If you are keen to step away from the Canon and Nikon fold, or perhaps you have a lot of Pentax legacy lenses, then the K-S1 seems like quite an appealing prospect on paper. It's easy to see why the company goes for all the gimmicks of different colours and flashing lights when it has to compete against the behemoths of the others in the industry, but at the same time, this can make what is otherwise a decent camera feel a little cheap and tacky.
However, if you like that kind of thing, and we can only assume that there must be plenty of people who do, then the K-S1 could be a good investment.
It's a rather boxy design, but using the camera is easy enough, if a little slow in some places (such as having to switch between using the directional keys by holding down the central OK button) – but you get used to how it works reasonably quickly.
Image quality is good, and low light shooting is particularly impressive, with barely any noise apparent in JPEG images shot at ISO 3200 and ISO 6400. There's also the universal DNG raw format which means you can use whichever photo editor you like without having to wait for compatibility updates and so on – always handy.
There's a decent range of effects, so if creativity is your thing, this is another reason to choose the Pentax over Nikon and Canon cameras, which don't have anywhere near the number of digital filters on offer here.
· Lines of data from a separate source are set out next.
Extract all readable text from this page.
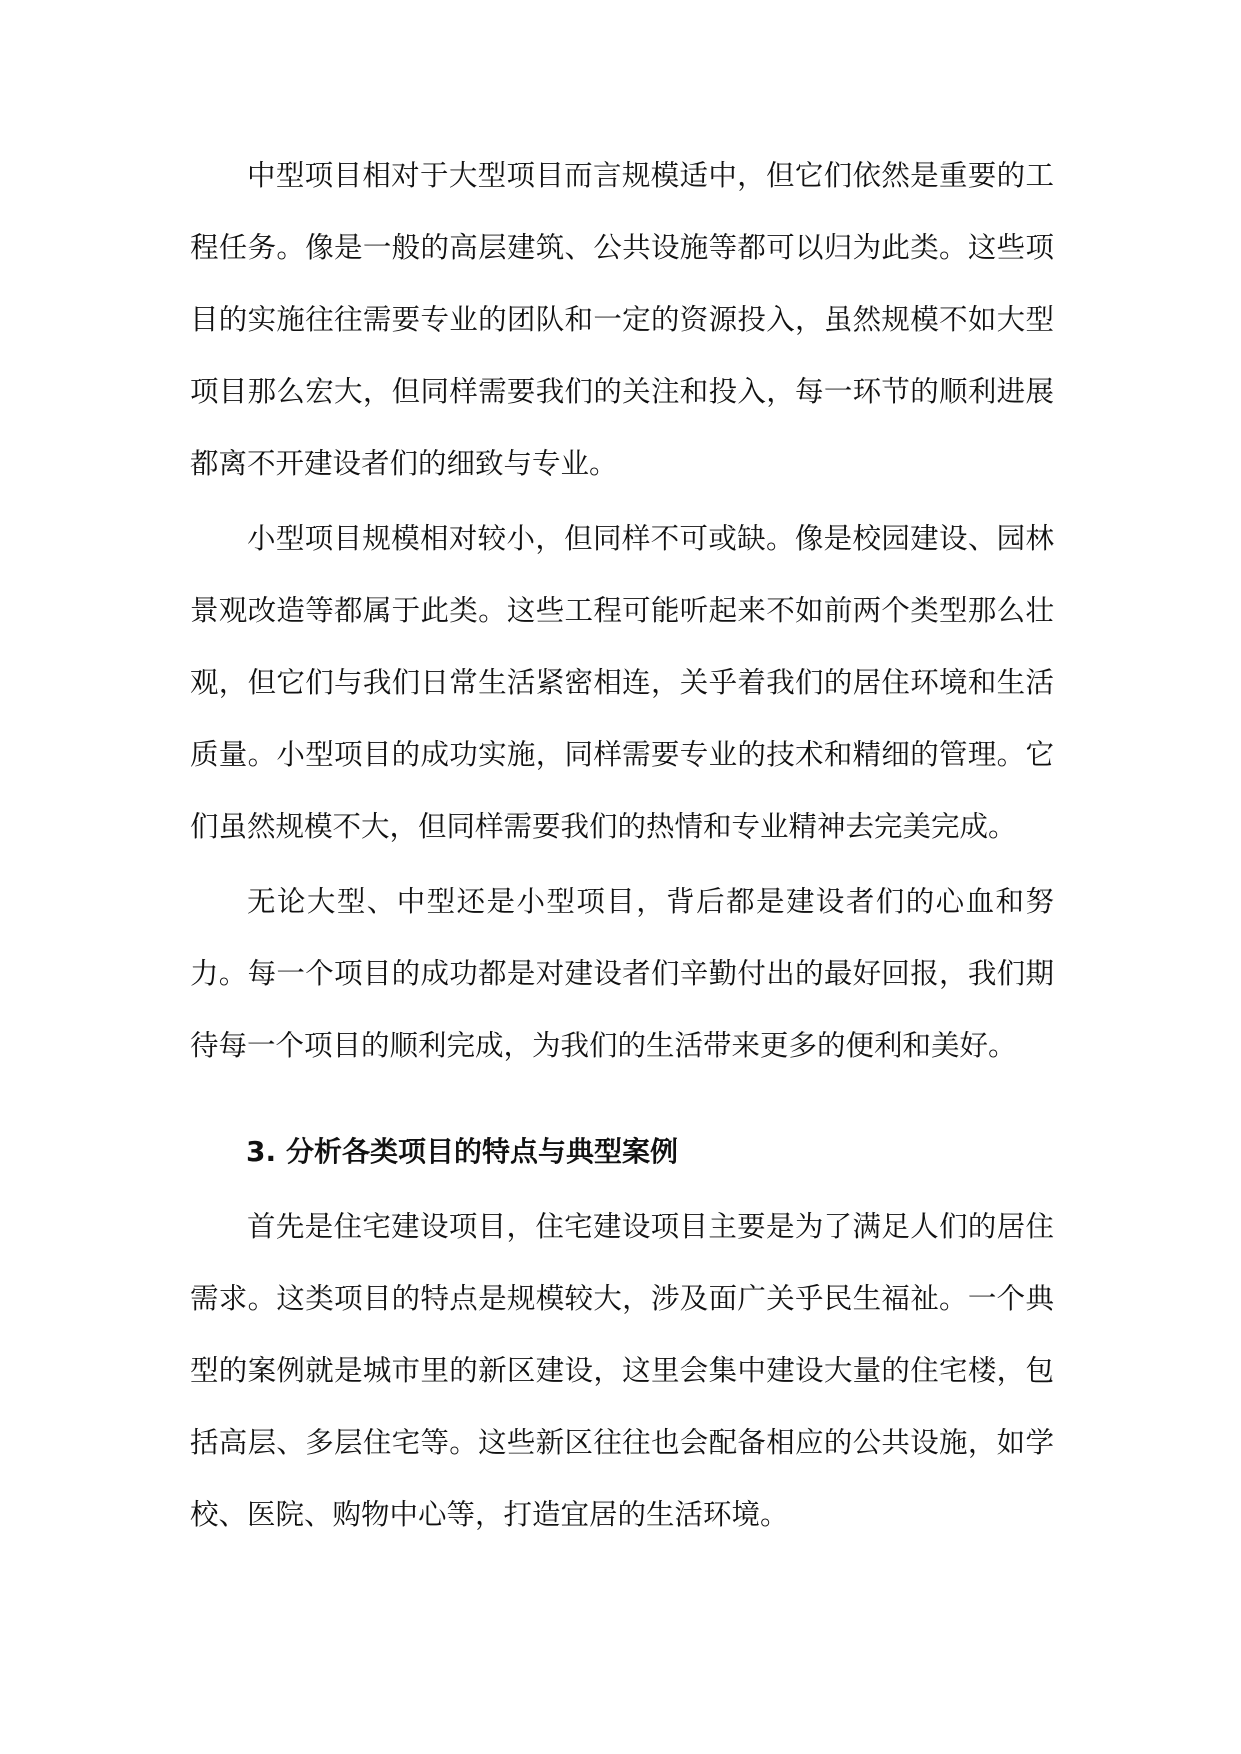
中型项目相对于大型项目而言规模适中，但它们依然是重要的工程任务。像是一般的高层建筑、公共设施等都可以归为此类。这些项目的实施往往需要专业的团队和一定的资源投入，虽然规模不如大型项目那么宏大，但同样需要我们的关注和投入，每一环节的顺利进展都离不开建设者们的细致与专业。

小型项目规模相对较小，但同样不可或缺。像是校园建设、园林景观改造等都属于此类。这些工程可能听起来不如前两个类型那么壮观，但它们与我们日常生活紧密相连，关乎着我们的居住环境和生活质量。小型项目的成功实施，同样需要专业的技术和精细的管理。它们虽然规模不大，但同样需要我们的热情和专业精神去完美完成。

无论大型、中型还是小型项目，背后都是建设者们的心血和努力。每一个项目的成功都是对建设者们辛勤付出的最好回报，我们期待每一个项目的顺利完成，为我们的生活带来更多的便利和美好。

3. 分析各类项目的特点与典型案例

首先是住宅建设项目，住宅建设项目主要是为了满足人们的居住需求。这类项目的特点是规模较大，涉及面广关乎民生福祉。一个典型的案例就是城市里的新区建设，这里会集中建设大量的住宅楼，包括高层、多层住宅等。这些新区往往也会配备相应的公共设施，如学校、医院、购物中心等，打造宜居的生活环境。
You can shoot them in raw format too, so you don't have to worry about being stuck with a filter you don't like later on.
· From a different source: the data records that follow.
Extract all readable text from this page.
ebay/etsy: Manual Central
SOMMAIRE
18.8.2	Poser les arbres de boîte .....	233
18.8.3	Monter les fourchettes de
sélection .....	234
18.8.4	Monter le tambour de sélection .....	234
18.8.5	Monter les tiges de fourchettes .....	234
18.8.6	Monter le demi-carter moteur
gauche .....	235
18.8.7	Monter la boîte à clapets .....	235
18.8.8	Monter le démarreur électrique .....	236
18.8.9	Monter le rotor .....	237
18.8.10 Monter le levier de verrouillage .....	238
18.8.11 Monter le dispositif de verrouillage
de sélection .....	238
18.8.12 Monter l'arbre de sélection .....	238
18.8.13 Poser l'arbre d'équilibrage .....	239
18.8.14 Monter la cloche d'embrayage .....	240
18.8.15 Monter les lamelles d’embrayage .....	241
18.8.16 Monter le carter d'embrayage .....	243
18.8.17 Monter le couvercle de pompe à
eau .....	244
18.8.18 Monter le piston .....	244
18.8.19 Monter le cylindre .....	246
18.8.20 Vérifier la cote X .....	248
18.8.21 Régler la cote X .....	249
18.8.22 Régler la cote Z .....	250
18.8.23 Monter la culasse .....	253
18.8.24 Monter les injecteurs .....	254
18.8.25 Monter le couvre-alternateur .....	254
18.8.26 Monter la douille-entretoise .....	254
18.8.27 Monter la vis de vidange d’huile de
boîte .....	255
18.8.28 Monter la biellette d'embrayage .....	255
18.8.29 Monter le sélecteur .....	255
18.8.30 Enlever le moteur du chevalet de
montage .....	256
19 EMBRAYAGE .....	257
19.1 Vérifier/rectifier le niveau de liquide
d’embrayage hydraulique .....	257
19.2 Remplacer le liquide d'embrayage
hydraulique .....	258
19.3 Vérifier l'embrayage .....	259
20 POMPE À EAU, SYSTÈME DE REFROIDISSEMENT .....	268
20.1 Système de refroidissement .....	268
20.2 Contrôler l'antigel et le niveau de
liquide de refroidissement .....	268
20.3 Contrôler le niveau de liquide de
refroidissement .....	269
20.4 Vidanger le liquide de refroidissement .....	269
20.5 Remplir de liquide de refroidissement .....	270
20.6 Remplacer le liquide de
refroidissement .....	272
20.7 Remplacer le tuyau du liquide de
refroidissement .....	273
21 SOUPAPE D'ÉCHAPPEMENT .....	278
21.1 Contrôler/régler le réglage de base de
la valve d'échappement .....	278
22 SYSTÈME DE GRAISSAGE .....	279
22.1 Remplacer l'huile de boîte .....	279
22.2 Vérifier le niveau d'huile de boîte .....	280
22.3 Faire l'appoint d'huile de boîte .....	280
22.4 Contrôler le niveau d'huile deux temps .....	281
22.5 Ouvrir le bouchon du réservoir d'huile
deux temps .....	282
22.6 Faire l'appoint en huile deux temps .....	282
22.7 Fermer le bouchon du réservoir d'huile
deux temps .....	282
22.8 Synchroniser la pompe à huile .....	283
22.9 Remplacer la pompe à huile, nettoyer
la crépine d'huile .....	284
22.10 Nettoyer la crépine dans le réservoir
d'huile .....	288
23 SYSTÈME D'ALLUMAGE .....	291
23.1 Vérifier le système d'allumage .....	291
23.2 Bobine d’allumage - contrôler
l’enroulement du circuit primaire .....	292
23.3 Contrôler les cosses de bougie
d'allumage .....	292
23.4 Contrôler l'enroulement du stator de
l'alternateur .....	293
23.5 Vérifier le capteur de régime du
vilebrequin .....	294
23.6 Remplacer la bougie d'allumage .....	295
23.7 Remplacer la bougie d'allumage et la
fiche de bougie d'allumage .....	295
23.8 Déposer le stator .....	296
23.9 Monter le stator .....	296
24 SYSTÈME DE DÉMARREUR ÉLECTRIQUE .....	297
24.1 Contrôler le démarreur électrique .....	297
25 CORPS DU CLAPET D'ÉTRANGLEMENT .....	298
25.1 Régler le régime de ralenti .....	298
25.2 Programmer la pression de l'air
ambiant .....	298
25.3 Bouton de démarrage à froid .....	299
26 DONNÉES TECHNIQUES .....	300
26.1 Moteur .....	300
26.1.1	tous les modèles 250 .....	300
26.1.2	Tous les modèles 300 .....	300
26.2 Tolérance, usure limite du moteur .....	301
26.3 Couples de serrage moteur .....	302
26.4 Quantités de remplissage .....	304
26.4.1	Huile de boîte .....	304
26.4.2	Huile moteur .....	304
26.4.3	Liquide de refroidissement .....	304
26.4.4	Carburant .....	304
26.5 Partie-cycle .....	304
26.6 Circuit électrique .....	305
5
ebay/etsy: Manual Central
The screen and viewfinder are good - and it's nice to see a 100% viewfinder on a camera at this level. It's a shame that the screen is neither tilting, articulating or touch sensitive, but this may have bumped up the price a bit - and at the moment it represents good value for money compared with its closest rivals.
Image quality is the best thing about this camera, and of course that's arguably the most important thing. Images are bright and punchy directly from the camera, while the quality in low light is particularly impressive. Detail is resolved well by the anti-aliasing filterless sensor, too.
It's really time that Pentax did something about its standard kit lens. It's noisy, hunts around for focus and there are much better examples on the market. If you're buying this camera then be prepared to invest additional money in a different lens to get the most from it.
Overall, this camera is a decent purchase for people who are looking for their first DSLR. Some will be put off by the design choices on offer here from Pentax, while others will welcome them – if you buy from a camera shop you can handle the camera first to see what you think.
Factor in some budget for replacing the kit lens and you'll no doubt be pretty happy with the camera, but if you can't do that, then you're probably better looking at the alternatives from Canon or Nikon, which come with much better kit lenses.
Good image quality and reasonable handling, however, make the Pentax K-S1 appealing if you already have some Pentax gear.